The movement is Catching on..

http://syrianistician.blogspot.com/

Anonymous said...

Well worth the wait Raja :)
CK

Raja said...

CK, Doha, Vox, Yaman, thanks for the complements - I really appreciate them.

Hummbumm, there's two things that amaze me about this issue: how countries are usually considered to be as solid as rock, whereas the reality is that countries are first and foremost ideas, which are then propped up by bureaucracies, laws, politics and economics.

We should ask ourselves: what would happen if the majority of the people perceived the laws to be illegitimate and the politics to be unrepresentative? What if the economy did not provide people with incentives to have a "stake" in the system? And finally, what if the bureaucracy failed to provide basic services such as health and social security?

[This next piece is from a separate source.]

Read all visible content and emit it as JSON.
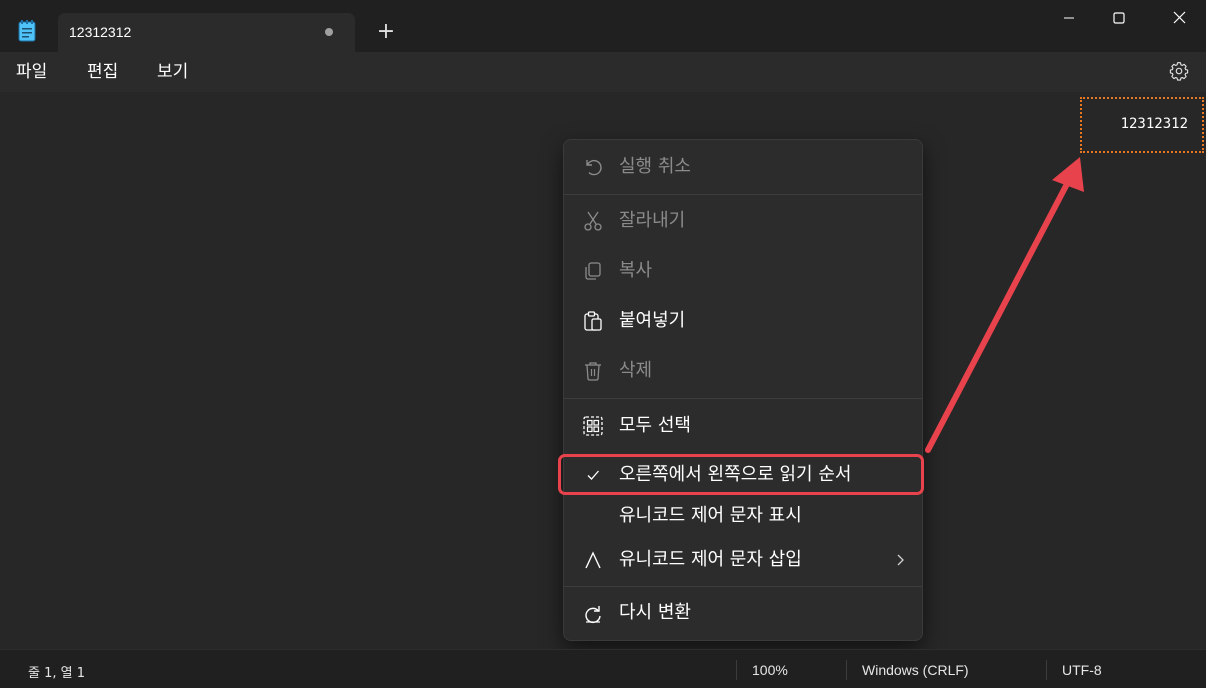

If these components, which are supposed to manifest the idea of the country in the real world, utterly fail to do what they are supposed to, then the actual "idea" of the country becomes extremely vulnerable! That idea simply has nothing in the real world to support it! The only thing that could conceivably keep the country together would be force, or the threat of violence.

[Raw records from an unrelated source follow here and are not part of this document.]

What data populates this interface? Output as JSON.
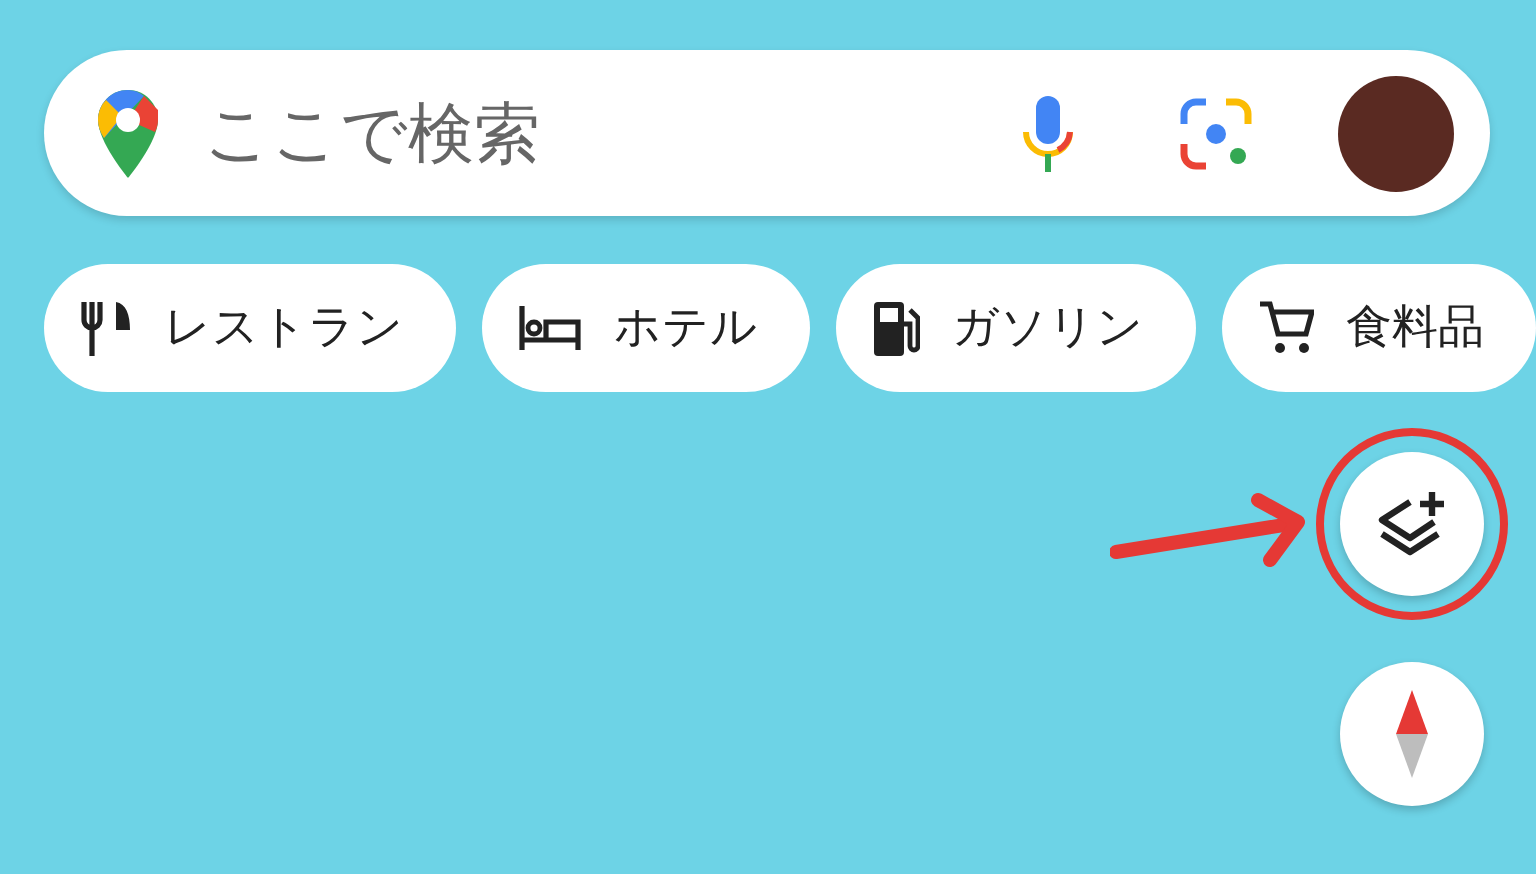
{
  "search": {
    "placeholder": "ここで検索"
  },
  "categories": [
    {
      "kind": "restaurant",
      "label": "レストラン"
    },
    {
      "kind": "hotel",
      "label": "ホテル"
    },
    {
      "kind": "gas",
      "label": "ガソリン"
    },
    {
      "kind": "grocery",
      "label": "食料品"
    }
  ]
}
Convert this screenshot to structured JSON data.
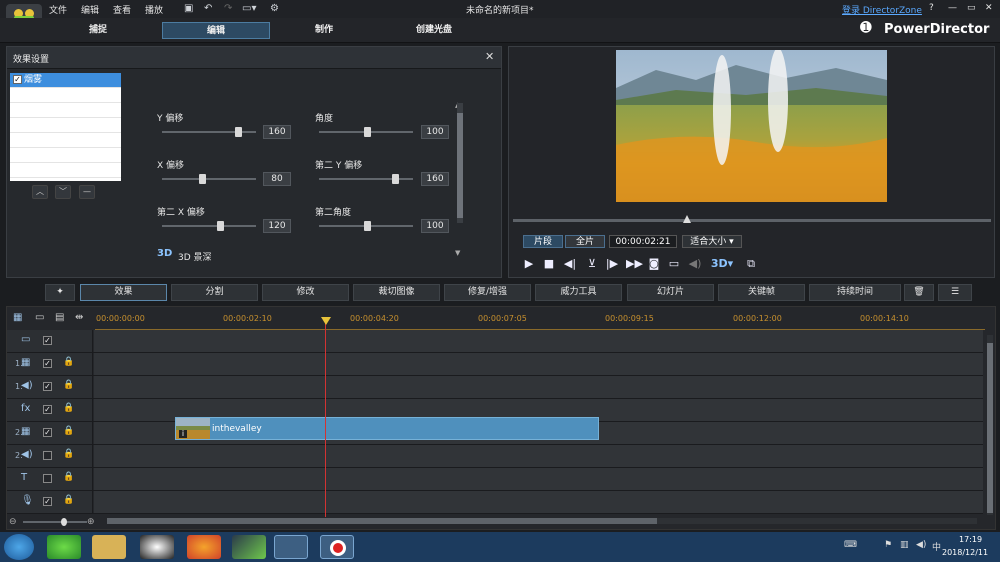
{
  "menubar": {
    "items": [
      "文件",
      "编辑",
      "查看",
      "播放"
    ],
    "window_title": "未命名的新项目*",
    "login_link": "登录 DirectorZone",
    "help": "?",
    "brand": "PowerDirector"
  },
  "modes": [
    "捕捉",
    "编辑",
    "制作",
    "创建光盘"
  ],
  "effect_panel": {
    "title": "效果设置",
    "effect_item": "烟雾",
    "params": {
      "y_offset_label": "Y 偏移",
      "y_offset_value": "160",
      "angle_label": "角度",
      "angle_value": "100",
      "x_offset_label": "X 偏移",
      "x_offset_value": "80",
      "y2_offset_label": "第二 Y 偏移",
      "y2_offset_value": "160",
      "x2_offset_label": "第二 X 偏移",
      "x2_offset_value": "120",
      "angle2_label": "第二角度",
      "angle2_value": "100",
      "depth_badge": "3D",
      "depth_label": "3D 景深"
    }
  },
  "preview": {
    "clip_tab": "片段",
    "full_tab": "全片",
    "timecode": "00:00:02:21",
    "fit_select": "适合大小"
  },
  "toolbar": {
    "buttons": [
      "效果",
      "分割",
      "修改",
      "裁切图像",
      "修复/增强",
      "威力工具",
      "幻灯片",
      "关键帧",
      "持续时间"
    ]
  },
  "timeline": {
    "ruler": [
      "00:00:00:00",
      "00:00:02:10",
      "00:00:04:20",
      "00:00:07:05",
      "00:00:09:15",
      "00:00:12:00",
      "00:00:14:10"
    ],
    "tracks": [
      {
        "num": "",
        "icon": "▭",
        "check": true,
        "lock": false
      },
      {
        "num": "1.",
        "icon": "▦",
        "check": true,
        "lock": true
      },
      {
        "num": "1.",
        "icon": "◀)",
        "check": true,
        "lock": true
      },
      {
        "num": "",
        "icon": "fx",
        "check": true,
        "lock": true
      },
      {
        "num": "2.",
        "icon": "▦",
        "check": true,
        "lock": true
      },
      {
        "num": "2.",
        "icon": "◀)",
        "check": false,
        "lock": true
      },
      {
        "num": "",
        "icon": "T",
        "check": false,
        "lock": true
      },
      {
        "num": "",
        "icon": "🎙",
        "check": true,
        "lock": true
      }
    ],
    "clip_name": "inthevalley"
  },
  "taskbar": {
    "time": "17:19",
    "date": "2018/12/11"
  },
  "colors": {
    "accent": "#2d4a63",
    "clip": "#4f90bd",
    "playhead": "#d23333",
    "ruler_text": "#c7902e"
  }
}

In such a situation, the straw that would break the camel's back would be another idea that effectively challenges the idea of the country (e.g. Islamic Civilization). Couple such a challenge with suicide bombers who terrify the population more than the state’s security services, and you’ll have a recipe disaster – for the demise of the country itself.

Anonymous said...

I have the feeling that al-quaeda is actually causing (as a reaction) reinforcement of the nationalism in arab countries and hence legitimisation of the country.
I cant really explain it though.

Anonymous said...

The world will see things the Saudi way eventually. With the U.S. backing them all the way,how can they lose?

Raja said...

Hummbumm, I hope you are right. I really do.

Judith Weingarten said...

You wrote: the entire “Western Project” that is represented in the Levant by the Sykes Picot Agreement (which created the states of Lebanon, Israel, Palestine, Jordan, Syria and Iraq).

A minor point: Sykes Picot was agreed in 1916. No Israel, not for many years yet. And don't forget the Russians got some Turkish land too. By the way, didn't the agreement also say that Palestine was to be internationalized?